Expulsion and deportations
Kiselyov notes that the exact number of Ukrainians placed in the CTDFN throughout the country is unknown. Firstly, these are people who were sentenced to deportation on administrative grounds, for example, for violating the migration regime. There were at least several hundred of them across the country: at least 113 in Moscow, 40 in Saint Petersburg and many in the regions bordering Ukraine.
Secondly, these are those awaiting deportation – they are recognized as undesirable in the Russian Federation (these are, in particular, those released from penitentiary institutions). There are more of them in regions where there are many prison colonies. There is even less data on them, but probably hundreds of people.
The majority of people in CTDFN are Ukrainians
Since the beginning of the war, Ukrainians have become the object of close attention of the security forces, which has led to an increase in the number of Ukrainians placed in the CTDFN pending expulsion. “Several people were caught because a district police officer called them to the police station.

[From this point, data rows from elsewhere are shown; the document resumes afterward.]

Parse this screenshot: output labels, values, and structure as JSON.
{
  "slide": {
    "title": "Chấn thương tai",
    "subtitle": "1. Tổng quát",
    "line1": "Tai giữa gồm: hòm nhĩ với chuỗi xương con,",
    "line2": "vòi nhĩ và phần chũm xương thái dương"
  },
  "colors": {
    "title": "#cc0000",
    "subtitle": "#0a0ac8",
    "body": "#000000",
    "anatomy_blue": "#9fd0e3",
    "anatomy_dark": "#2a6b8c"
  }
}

They come, and they find problems with documents,” which becomes a reason for persecution under administrative “migration” articles and placement of a person in the CTDFN. Since it is impossible to expel these people because of the hostilities, “it turns out that there are more Ukrainians in the CTDFN than anyone else.”

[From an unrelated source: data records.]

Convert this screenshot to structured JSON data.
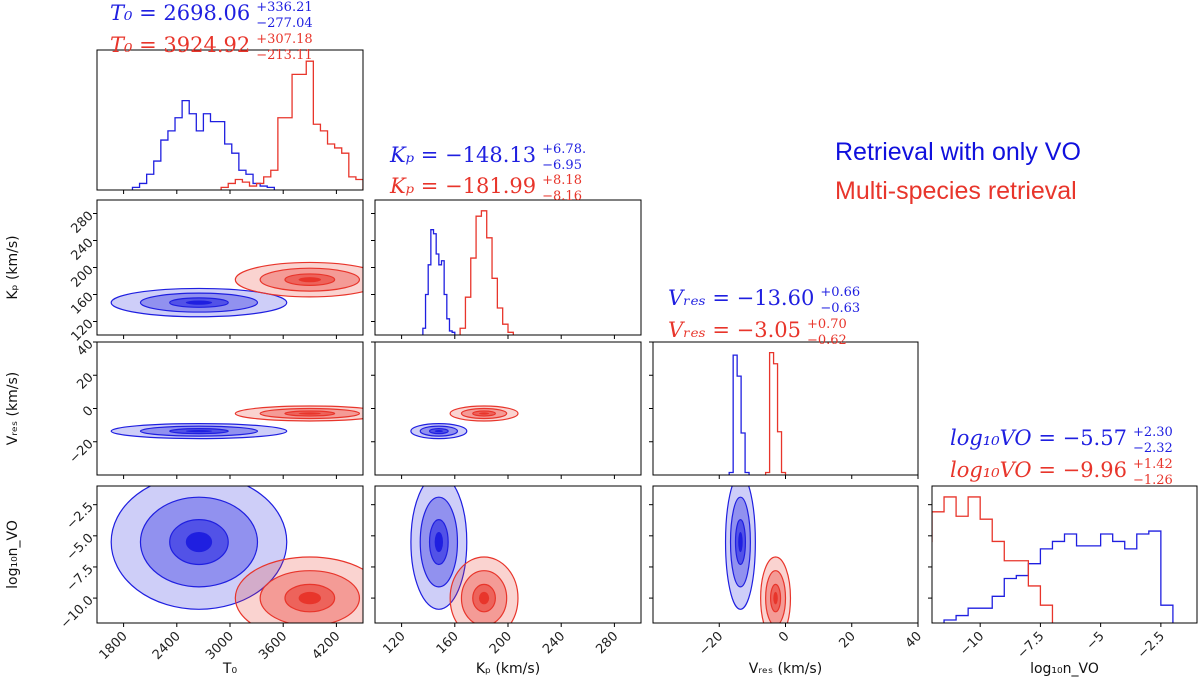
{
  "chart_data": {
    "type": "corner",
    "title": "",
    "legend": [
      {
        "label": "Retrieval with only VO",
        "color": "#1010dd"
      },
      {
        "label": "Multi-species retrieval",
        "color": "#e8352b"
      }
    ],
    "colors": {
      "vo": "#1f1fe0",
      "multi": "#e8352b"
    },
    "parameters": [
      {
        "key": "T0",
        "label": "T0",
        "axis_label": "T₀",
        "range": [
          1500,
          4500
        ],
        "ticks": [
          1800,
          2400,
          3000,
          3600,
          4200
        ]
      },
      {
        "key": "Kp",
        "label": "Kp",
        "axis_label": "Kₚ (km/s)",
        "range": [
          100,
          300
        ],
        "ticks": [
          120,
          160,
          200,
          240,
          280
        ]
      },
      {
        "key": "Vres",
        "label": "Vres",
        "axis_label": "Vᵣₑₛ (km/s)",
        "range": [
          -40,
          40
        ],
        "ticks": [
          -20,
          0,
          20,
          40
        ]
      },
      {
        "key": "logVO",
        "label": "log10nVO",
        "axis_label": "log₁₀n_VO",
        "range": [
          -12,
          -1
        ],
        "ticks": [
          -10.0,
          -7.5,
          -5.0,
          -2.5
        ]
      }
    ],
    "y_ticks": {
      "Kp": [
        120,
        160,
        200,
        240,
        280
      ],
      "Vres": [
        -20,
        0,
        20,
        40
      ],
      "logVO": [
        -10.0,
        -7.5,
        -5.0,
        -2.5
      ]
    },
    "y_tick_labels": {
      "logVO": [
        "−10.0",
        "−7.5",
        "−5.0",
        "−2.5"
      ]
    },
    "annotations": [
      {
        "param": "T0",
        "vo": {
          "label": "T₀",
          "value": "= 2698.06",
          "up": "+336.21",
          "down": "−277.04"
        },
        "multi": {
          "label": "T₀",
          "value": "= 3924.92",
          "up": "+307.18",
          "down": "−213.11"
        }
      },
      {
        "param": "Kp",
        "vo": {
          "label": "Kₚ",
          "value": "= −148.13",
          "up": "+6.78.",
          "down": "−6.95"
        },
        "multi": {
          "label": "Kₚ",
          "value": "= −181.99",
          "up": "+8.18",
          "down": "−8.16"
        }
      },
      {
        "param": "Vres",
        "vo": {
          "label": "Vᵣₑₛ",
          "value": "= −13.60",
          "up": "+0.66",
          "down": "−0.63"
        },
        "multi": {
          "label": "Vᵣₑₛ",
          "value": "= −3.05",
          "up": "+0.70",
          "down": "−0.62"
        }
      },
      {
        "param": "logVO",
        "vo": {
          "label": "log₁₀VO",
          "value": "= −5.57",
          "up": "+2.30",
          "down": "−2.32"
        },
        "multi": {
          "label": "log₁₀VO",
          "value": "= −9.96",
          "up": "+1.42",
          "down": "−1.26"
        }
      }
    ],
    "histograms": {
      "T0": {
        "vo": {
          "bins": [
            1900,
            1980,
            2060,
            2140,
            2220,
            2300,
            2380,
            2460,
            2540,
            2620,
            2700,
            2780,
            2860,
            2940,
            3020,
            3100,
            3180,
            3260,
            3340,
            3420,
            3500
          ],
          "counts": [
            0.02,
            0.05,
            0.12,
            0.22,
            0.38,
            0.45,
            0.55,
            0.68,
            0.58,
            0.45,
            0.58,
            0.52,
            0.52,
            0.35,
            0.28,
            0.15,
            0.12,
            0.05,
            0.03,
            0.02
          ]
        },
        "multi": {
          "bins": [
            2900,
            2980,
            3060,
            3140,
            3220,
            3300,
            3380,
            3460,
            3540,
            3620,
            3700,
            3780,
            3860,
            3940,
            4020,
            4100,
            4180,
            4260,
            4340,
            4420,
            4500
          ],
          "counts": [
            0.02,
            0.05,
            0.08,
            0.06,
            0.03,
            0.05,
            0.1,
            0.15,
            0.55,
            0.55,
            0.88,
            0.88,
            0.98,
            0.5,
            0.45,
            0.35,
            0.32,
            0.28,
            0.1,
            0.08
          ]
        }
      },
      "Kp": {
        "vo": {
          "bins": [
            136,
            138,
            140,
            142,
            144,
            146,
            148,
            150,
            152,
            154,
            156,
            158,
            160
          ],
          "counts": [
            0.05,
            0.3,
            0.52,
            0.78,
            0.75,
            0.6,
            0.52,
            0.55,
            0.3,
            0.12,
            0.03,
            0.02
          ]
        },
        "multi": {
          "bins": [
            164,
            168,
            172,
            176,
            180,
            184,
            188,
            192,
            196,
            200,
            204
          ],
          "counts": [
            0.05,
            0.28,
            0.57,
            0.88,
            0.92,
            0.72,
            0.42,
            0.2,
            0.08,
            0.02
          ]
        }
      },
      "Vres": {
        "vo": {
          "bins": [
            -17,
            -15.8,
            -14.6,
            -13.4,
            -12.2,
            -11.0
          ],
          "counts": [
            0.02,
            0.97,
            0.8,
            0.34,
            0.02
          ]
        },
        "multi": {
          "bins": [
            -6,
            -4.8,
            -3.6,
            -2.4,
            -1.2,
            0
          ],
          "counts": [
            0.02,
            0.99,
            0.9,
            0.35,
            0.02
          ]
        }
      },
      "logVO": {
        "vo": {
          "bins": [
            -11.5,
            -11,
            -10.5,
            -10,
            -9.5,
            -9,
            -8.5,
            -8,
            -7.5,
            -7,
            -6.5,
            -6,
            -5.5,
            -5,
            -4.5,
            -4,
            -3.5,
            -3,
            -2.5,
            -2
          ],
          "counts": [
            0.02,
            0.05,
            0.1,
            0.1,
            0.18,
            0.3,
            0.32,
            0.4,
            0.5,
            0.55,
            0.6,
            0.52,
            0.52,
            0.6,
            0.55,
            0.5,
            0.6,
            0.62,
            0.12
          ]
        },
        "multi": {
          "bins": [
            -12.5,
            -12,
            -11.5,
            -11,
            -10.5,
            -10,
            -9.5,
            -9,
            -8.5,
            -8,
            -7.5,
            -7
          ],
          "counts": [
            0.55,
            0.75,
            0.85,
            0.72,
            0.85,
            0.7,
            0.55,
            0.42,
            0.42,
            0.25,
            0.12
          ]
        }
      }
    },
    "posteriors_2d": {
      "note": "Gaussian approximations of the 1/2/3-sigma credible contours",
      "vo": {
        "T0": {
          "mu": 2650,
          "sd": 330
        },
        "Kp": {
          "mu": 148,
          "sd": 7
        },
        "Vres": {
          "mu": -13.6,
          "sd": 1.5
        },
        "logVO": {
          "mu": -5.5,
          "sd": 1.8
        }
      },
      "multi": {
        "T0": {
          "mu": 3900,
          "sd": 280
        },
        "Kp": {
          "mu": 182,
          "sd": 8.5
        },
        "Vres": {
          "mu": -3.0,
          "sd": 1.5
        },
        "logVO": {
          "mu": -10.0,
          "sd": 1.1
        }
      }
    }
  }
}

The placement of many Ukrainians in CTDFN is not legally justified
Since 2020, a decree has been in force in the Russian Federation to extend the periods of stay of foreigners due to Covid. According to the decree, the return to a normal migration regime occurs within three months after the restoration of transport links with the country. Communication with Ukraine was restored only in May 2022, and not at all in full due to the war. Thus, the decisions to expel Ukrainians and place them in the CTDFN contradict the “Covid” decree.
Many have been released, but some are not allowed out by the FSB
Since May, human rights activists have managed to change the situation. The courts practically stopped placing new Ukrainians who were deported to CTDFN and began to release those who were already in CTDFN due to violations of migration rules. However, despite all efforts, citizens of Ukraine who have records in their personal files from the FSB that they are suspected of involvement in extremist and terrorist activities on the territory of Russia are still deprived of their liberty. It is not possible to release Ukrainians sentenced to deportation from the Russian Federation – these are the people automatically recognized as “undesirable” after being released from prisons.